The World Economic Forum's (WEF) latest Global Risks Report identifies: climate-related issues among the top global risks the world will face over the next ten years, both in terms of likelihood and impact; extreme weather as the second most likely major risk; and the failure to adapt to climate change among the top five global risks in terms of impact.
15 January 2015: The World Economic Forum’s (WEF) latest Global Risks Report identifies: climate-related issues among the top global risks the world will face over the next ten years, both in terms of likelihood and impact; extreme weather as the second most likely major risk; and the failure to adapt to climate change among the top five global risks in terms of impact.
In the report’s tenth edition, interstate conflict with regional consequences tops the list as the number one global risk in terms of likelihood, with water crises ranking highest in terms of impact, and environmental risks gaining more prominence than economic ones due to a negative assessment of preparations to cope with such challenges as extreme weather and climate change.
The report, which assesses global risks in terms of likelihood and potential impact, also lists failure of national governance systems, State collapse or crisis, and high structural unemployment or underemployment as risks with high likelihoods over the next ten years. Approximately 900 experts participating in the Global Risk Perception Survey rated water crises as the greatest risk facing the world, with rapid and massive spread of infectious diseases, weapons of mass destruction and failure of climate change adaptation in the top five.

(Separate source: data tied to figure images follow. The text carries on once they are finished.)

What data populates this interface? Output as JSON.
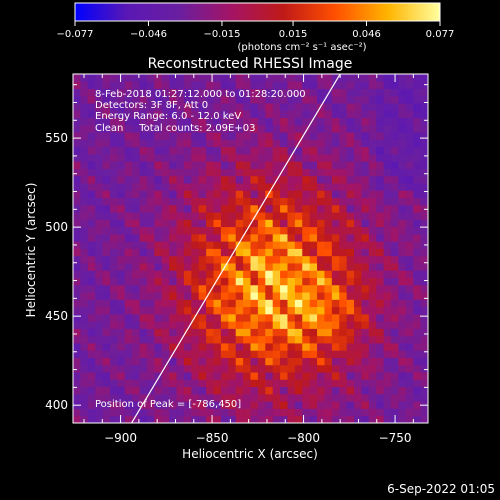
{
  "colorbar": {
    "ticks": [
      "-0.077",
      "-0.046",
      "-0.015",
      "0.015",
      "0.046",
      "0.077"
    ],
    "units": "(photons cm⁻² s⁻¹ asec⁻²)"
  },
  "chart_data": {
    "type": "heatmap",
    "title": "Reconstructed RHESSI Image",
    "xlabel": "Heliocentric X (arcsec)",
    "ylabel": "Heliocentric Y (arcsec)",
    "xlim": [
      -926,
      -732
    ],
    "ylim": [
      390,
      586
    ],
    "xticks": [
      -900,
      -850,
      -800,
      -750
    ],
    "yticks": [
      400,
      450,
      500,
      550
    ],
    "xtick_labels": [
      "−900",
      "−850",
      "−800",
      "−750"
    ],
    "ytick_labels": [
      "400",
      "450",
      "500",
      "550"
    ],
    "zlim": [
      -0.077,
      0.077
    ],
    "colormap": [
      "#0000ff",
      "#5a18b4",
      "#6a1ea0",
      "#a41464",
      "#c01a18",
      "#ff5000",
      "#ffb400",
      "#ffffa0"
    ],
    "annotations": [
      "8-Feb-2018 01:27:12.000 to 01:28:20.000",
      "Detectors: 3F 8F, Att 0",
      "Energy Range: 6.0 - 12.0 keV",
      "Clean     Total counts: 2.09E+03"
    ],
    "peak_label": "Position of Peak = [-786,450]",
    "peak": [
      -786,
      450
    ],
    "limb_line": [
      [
        -894,
        390
      ],
      [
        -780,
        586
      ]
    ]
  },
  "footer": {
    "date": "6-Sep-2022 01:05"
  }
}
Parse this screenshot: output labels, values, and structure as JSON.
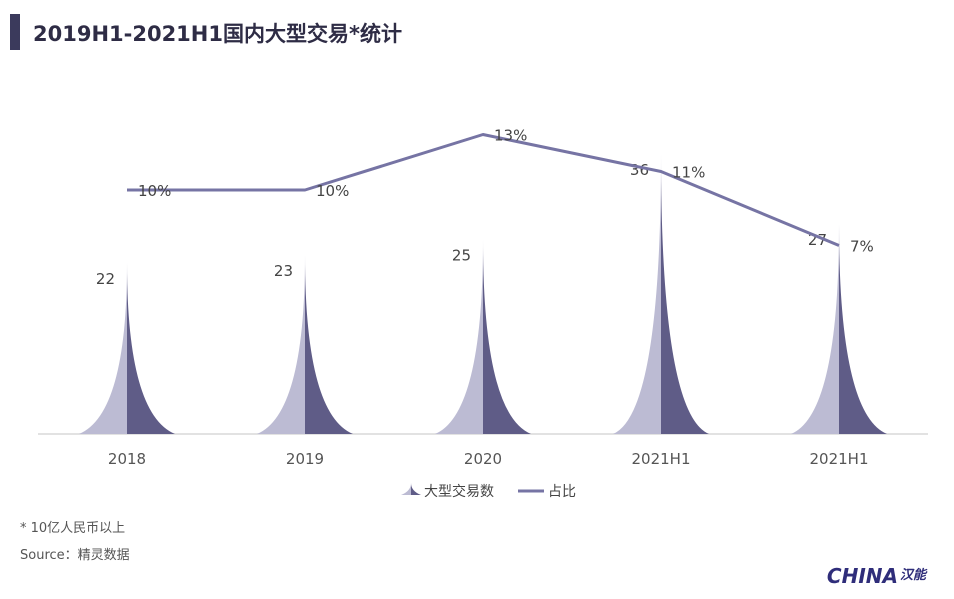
{
  "header": {
    "title": "2019H1-2021H1国内大型交易*统计"
  },
  "chart_data": {
    "type": "bar",
    "categories": [
      "2018",
      "2019",
      "2020",
      "2021H1",
      "2021H1"
    ],
    "series": [
      {
        "name": "大型交易数",
        "type": "bar",
        "values": [
          22,
          23,
          25,
          36,
          27
        ],
        "labels": [
          "22",
          "23",
          "25",
          "36",
          "27"
        ]
      },
      {
        "name": "占比",
        "type": "line",
        "values": [
          10,
          10,
          13,
          11,
          7
        ],
        "labels": [
          "10%",
          "10%",
          "13%",
          "11%",
          "7%"
        ]
      }
    ],
    "legend_position": "bottom",
    "grid": false,
    "colors": {
      "bar_light": "#bcbbd3",
      "bar_dark": "#5f5c87",
      "line": "#7674a4",
      "axis": "#d8d8d8"
    }
  },
  "footnotes": {
    "note": "* 10亿人民币以上",
    "source": "Source：精灵数据"
  },
  "logo": {
    "text": "HINA",
    "mark": "汉能"
  }
}
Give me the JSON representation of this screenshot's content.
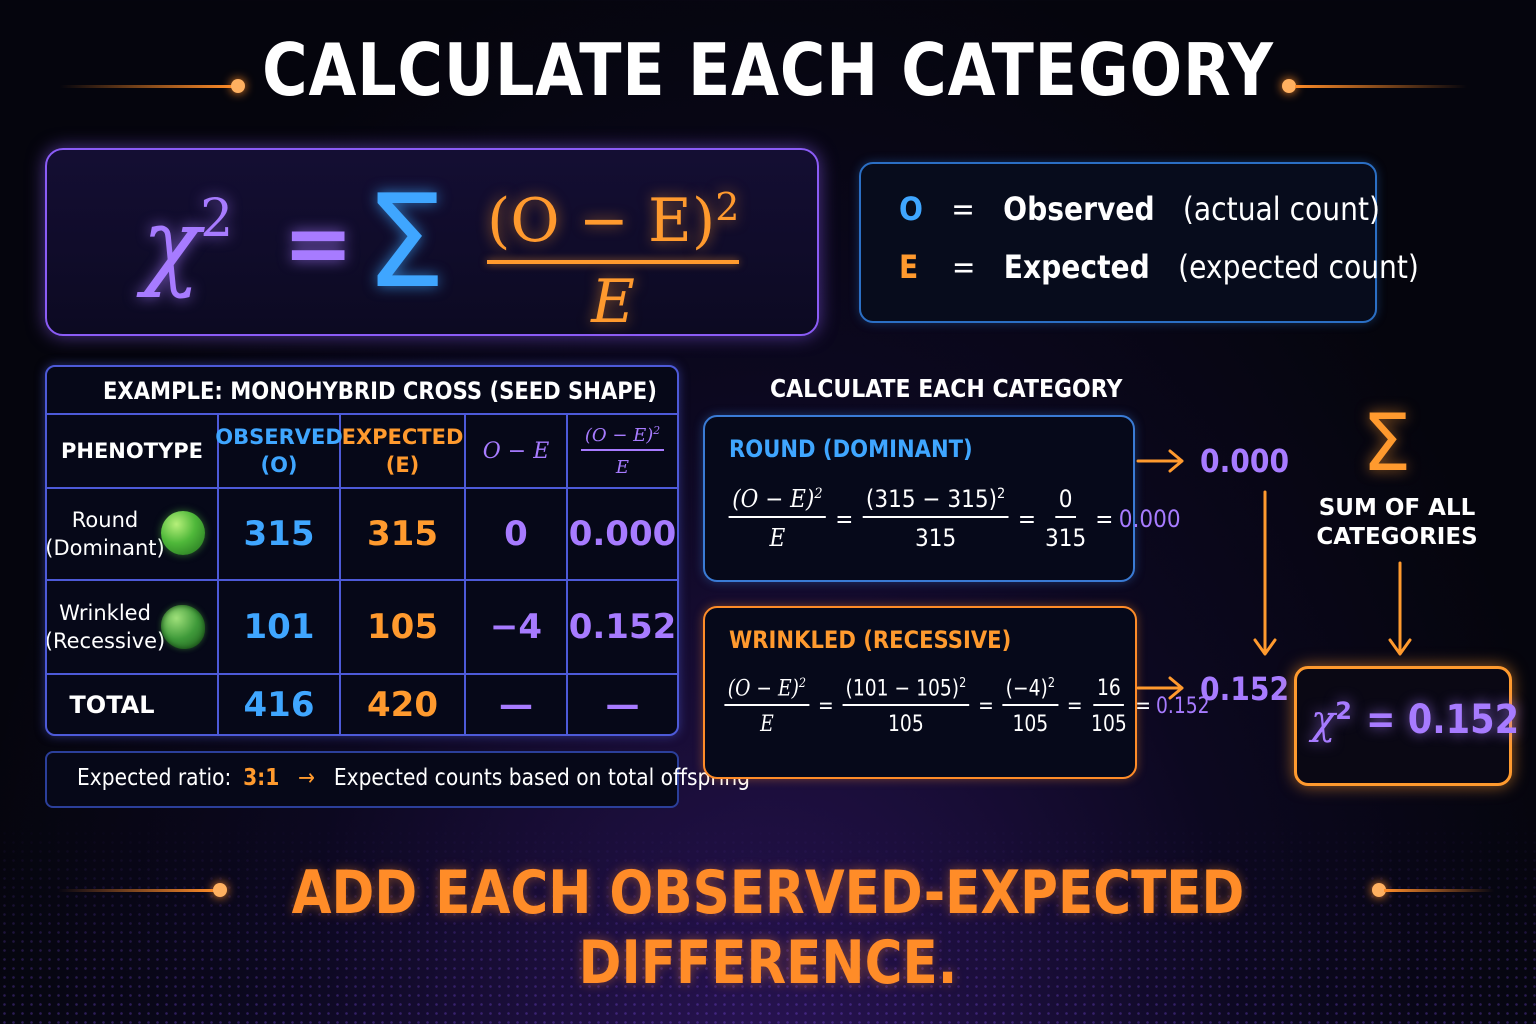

The report looked at 28 global risks grouped into five categories (economic, environmental, geopolitical, societal and technological) and the drivers of those risks. The report examines the interconnections between risks and how they interact with trends shaping risk, and analyzes: the interaction between geopolitics and economics; risks related to rapid and unplanned urbanization in developing countries; and the governance of emerging technologies, including the need for oversight mechanisms.
Furthermore, the report focuses on global risks for which respondents feel their own region is least prepared, and the most progress has been made over the last ten years. For example, Sub-saharan Africa appears to be least prepared to address unemployment and underemployment, the Middle East and North Africa will be more challenged by water crises, and some areas in Asia will be least prepared to deal with interstate conflict and the failure of urban planning. The report also provides, for the first time, country-level data on how businesses perceive global risks in their countries.